Pas plus tard qu’hier, une coalition d’ONG congolaises et RFUK a écrit à l’actuelle ministre Eve Bazaiba  concernant les actions illégales de Kanaka Management Services Private Limited (KMS), une société  indienne qui est parvenue à escroquer des dizaines de communautés dans la province de l’Equateur  afin qu’elles cédent les droits carbone de leurs forêts communautaires pendant cent ans. En 2018, la  société a obtenu du ministère de l’Environnement des certificats d’agrément pour 218 secteurs dans 

les provinces de l’Equateur, de la Tshuapa, de la Tshopo, du Maniema, du Sankuru et du Bas-Uélé  couvrant un tiers du territoire congolais. À notre connaissance, ces titres et certificats illégaux n’ont  pas encore été révoqués. 

Permettre cette braderie continue des forêts et du patrimoine congolais, que ce soit pour un accès  illicite au bois, au carbone ou à toute autre ressource naturelle, est totalement en décalage avec les  prétendues ambitions climatiques du gouvernement de la RDC et de ses partenaires internationaux.  Conformément à nos recommandations précédentes, un soutien supplémentaire de CAFI devrait être  conditionné par les éléments suivants : 

1. Le jalon de la lettre d’intention de CAFI concernant la publication et l’annulation des titres illégaux  est basé sur un examen entièrement transparent, participatif et complet de toutes les concessions  d’exploitation forestière et de conservation en RDC. Lorsque les informations sur la conformité  légale ne sont pas disponibles ou ne sont pas disponibles là où elles devraient l’être (c’est-à-dire  le site Web du MEDD, le Journal Officiel), la présomption devrait être que la concession est illégale  et donc restituée à l’État. 

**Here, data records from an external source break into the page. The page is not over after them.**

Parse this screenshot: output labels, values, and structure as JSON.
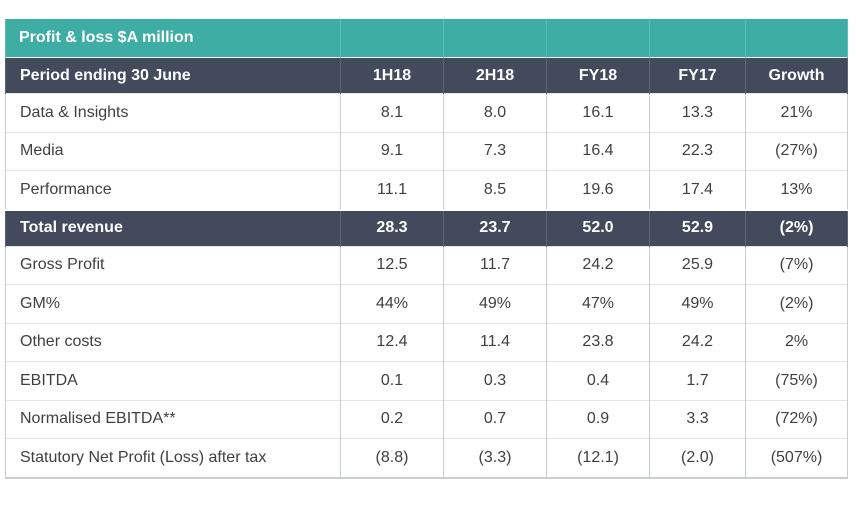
{
  "title": "Profit & loss $A million",
  "header": {
    "label": "Period ending 30 June",
    "columns": [
      "1H18",
      "2H18",
      "FY18",
      "FY17",
      "Growth"
    ]
  },
  "rows": [
    {
      "label": "Data & Insights",
      "values": [
        "8.1",
        "8.0",
        "16.1",
        "13.3",
        "21%"
      ]
    },
    {
      "label": "Media",
      "values": [
        "9.1",
        "7.3",
        "16.4",
        "22.3",
        "(27%)"
      ]
    },
    {
      "label": "Performance",
      "values": [
        "11.1",
        "8.5",
        "19.6",
        "17.4",
        "13%"
      ]
    },
    {
      "label": "Total revenue",
      "values": [
        "28.3",
        "23.7",
        "52.0",
        "52.9",
        "(2%)"
      ],
      "total": true
    },
    {
      "label": "Gross Profit",
      "values": [
        "12.5",
        "11.7",
        "24.2",
        "25.9",
        "(7%)"
      ]
    },
    {
      "label": "GM%",
      "values": [
        "44%",
        "49%",
        "47%",
        "49%",
        "(2%)"
      ]
    },
    {
      "label": "Other costs",
      "values": [
        "12.4",
        "11.4",
        "23.8",
        "24.2",
        "2%"
      ]
    },
    {
      "label": "EBITDA",
      "values": [
        "0.1",
        "0.3",
        "0.4",
        "1.7",
        "(75%)"
      ]
    },
    {
      "label": "Normalised EBITDA**",
      "values": [
        "0.2",
        "0.7",
        "0.9",
        "3.3",
        "(72%)"
      ]
    },
    {
      "label": "Statutory Net Profit (Loss) after tax",
      "values": [
        "(8.8)",
        "(3.3)",
        "(12.1)",
        "(2.0)",
        "(507%)"
      ]
    }
  ],
  "colors": {
    "title_bg": "#3eada3",
    "header_bg": "#424a5b",
    "text": "#404040"
  }
}
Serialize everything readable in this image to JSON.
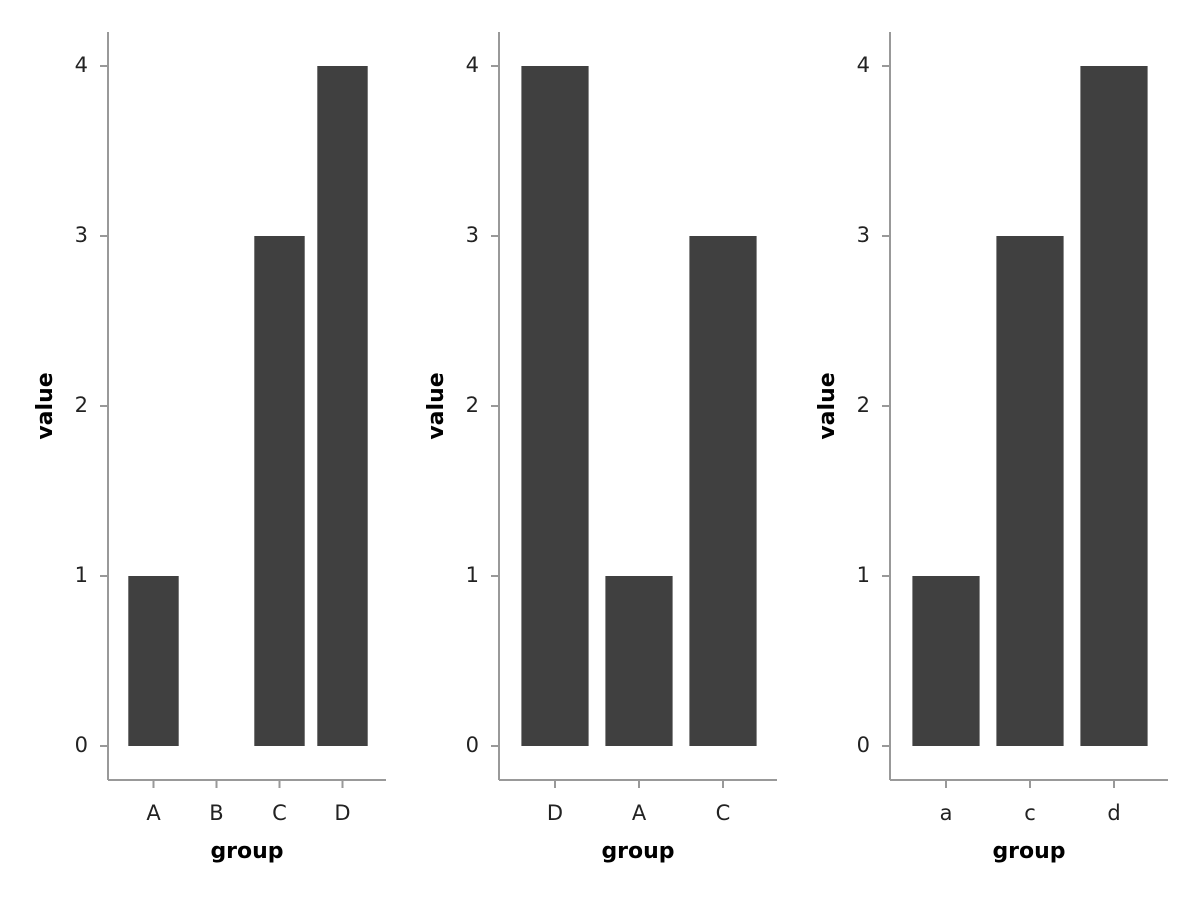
{
  "chart_data": [
    {
      "type": "bar",
      "x_label": "group",
      "y_label": "value",
      "categories": [
        "A",
        "B",
        "C",
        "D"
      ],
      "values": [
        1,
        null,
        3,
        4
      ],
      "color": "#404040",
      "ylim": [
        -0.2,
        4.2
      ],
      "yticks": [
        0,
        1,
        2,
        3,
        4
      ]
    },
    {
      "type": "bar",
      "x_label": "group",
      "y_label": "value",
      "categories": [
        "D",
        "A",
        "C"
      ],
      "values": [
        4,
        1,
        3
      ],
      "color": "#404040",
      "ylim": [
        -0.2,
        4.2
      ],
      "yticks": [
        0,
        1,
        2,
        3,
        4
      ]
    },
    {
      "type": "bar",
      "x_label": "group",
      "y_label": "value",
      "categories": [
        "a",
        "c",
        "d"
      ],
      "values": [
        1,
        3,
        4
      ],
      "color": "#404040",
      "ylim": [
        -0.2,
        4.2
      ],
      "yticks": [
        0,
        1,
        2,
        3,
        4
      ]
    }
  ]
}
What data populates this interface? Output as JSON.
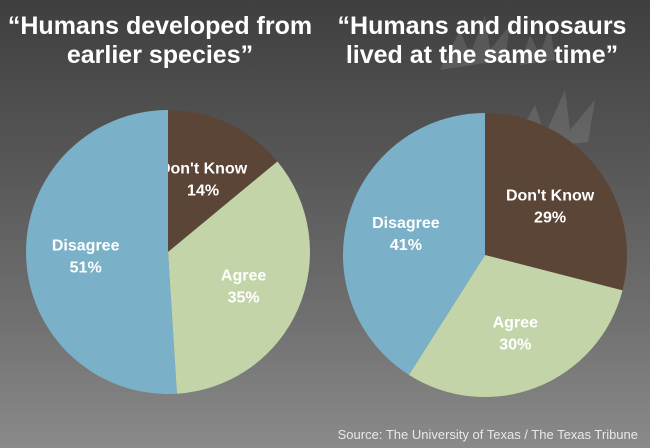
{
  "chart_data": [
    {
      "type": "pie",
      "title_lines": [
        "“Humans developed from",
        "earlier species”"
      ],
      "slices": [
        {
          "label": "Don't Know",
          "value": 14,
          "value_label": "14%",
          "color": "#5a4537",
          "text_color": "#ffffff"
        },
        {
          "label": "Agree",
          "value": 35,
          "value_label": "35%",
          "color": "#c3d5a8",
          "text_color": "#ffffff"
        },
        {
          "label": "Disagree",
          "value": 51,
          "value_label": "51%",
          "color": "#7ab0c8",
          "text_color": "#ffffff"
        }
      ]
    },
    {
      "type": "pie",
      "title_lines": [
        "“Humans and dinosaurs",
        "lived at the same time”"
      ],
      "slices": [
        {
          "label": "Don't Know",
          "value": 29,
          "value_label": "29%",
          "color": "#5a4537",
          "text_color": "#ffffff"
        },
        {
          "label": "Agree",
          "value": 30,
          "value_label": "30%",
          "color": "#c3d5a8",
          "text_color": "#ffffff"
        },
        {
          "label": "Disagree",
          "value": 41,
          "value_label": "41%",
          "color": "#7ab0c8",
          "text_color": "#ffffff"
        }
      ]
    }
  ],
  "source": "Source: The University of Texas / The Texas Tribune"
}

2. Lié à cela, publier les rapports de l’audit légal des concessions financé par l’UE, en attendant la  publication de son rapport final. 

3. Inculper les responsables du pillage de la forêt congolaise en levant, le cas échéant, leur immunité  parlementaire. 

4. Mener une enquête sur la non-publication jusqu’en avril 2022 du rapport de l’IGF et sur la non exécution de l’ordre du président Tshisekedi d’octobre 2021 à l’actuel ministre de suspendre  immédiatement toutes les concessions forestières « douteuses ». 

5. Révoquer tous les contrats illégaux et les certificats d’homologation obtenus par KMS,  Norsudtimber et d’autres pour accéder aux droits relatifs au carbone et aux bois. 6. Veiller à ce que toute programmation géographique des futures zones de concession soit  effectuée en phase avec les réformes d’aménagement du territoire parrainées par CAFI qui sont  de nature multisectorielle et qui reconnaissent les droits des communautés locales et  autochtones. 

7. Effectuer une évaluation transparente et crédible de la gouvernance forestière en RDC par rapport  au cadre de gouvernance forestière de ProFor/FAO et s’assurer qu’il existe un plan d’action pour  remédier aux manquements constatés par cette évaluation. 

8. Veiller à ce que le moratoire d’exploitation forestière soit maintenu jusqu’à ce que les conditions  ci-dessus aient été correctement remplies.